Por isso, Jiang Xin pediu a An Li que lhe escolhesse um roteiro: queria um papel secundário, com pouca participação, não importava se era vilã ou mocinha, desde que não atrapalhasse seus estudos. Afinal, não buscava fama nem prêmios, apenas um dinheiro extra.

An Li entendeu imediatamente e logo a encaixou em uma produção cinematográfica de boa qualidade, com direção, roteiro e equipe competentes, para interpretar uma personagem secundária que, embora tivesse pouca presença, era complexa e cheia de nuances.

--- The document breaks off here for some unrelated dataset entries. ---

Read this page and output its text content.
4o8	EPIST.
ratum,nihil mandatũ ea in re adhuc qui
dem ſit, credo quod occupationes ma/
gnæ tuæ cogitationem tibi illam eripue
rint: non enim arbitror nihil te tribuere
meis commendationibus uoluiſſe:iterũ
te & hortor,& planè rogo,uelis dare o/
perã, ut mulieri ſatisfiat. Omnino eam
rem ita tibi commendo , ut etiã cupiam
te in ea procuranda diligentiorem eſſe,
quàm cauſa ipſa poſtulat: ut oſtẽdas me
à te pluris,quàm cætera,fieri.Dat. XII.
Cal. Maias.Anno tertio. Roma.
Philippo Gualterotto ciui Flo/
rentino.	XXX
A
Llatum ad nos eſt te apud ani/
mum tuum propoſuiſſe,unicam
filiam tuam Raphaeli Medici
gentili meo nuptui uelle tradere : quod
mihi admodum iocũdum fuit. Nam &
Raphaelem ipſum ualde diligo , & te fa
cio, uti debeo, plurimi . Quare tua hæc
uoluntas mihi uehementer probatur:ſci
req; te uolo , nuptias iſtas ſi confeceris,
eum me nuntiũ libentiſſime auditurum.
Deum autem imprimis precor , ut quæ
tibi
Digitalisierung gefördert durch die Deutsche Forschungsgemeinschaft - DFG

A antiga Jiang Xin sempre atuava em séries televisivas, e geralmente como protagonista; agora, ao aceitar um papel menor, era inevitável que isso causasse rumores. No entanto, ao migrar para um papel secundário no cinema, muitos pensariam que ela estava apenas mudando de área, o impacto seria menor.

Jiang Xin não pôde deixar de admirar a atenção e o cuidado de An Li.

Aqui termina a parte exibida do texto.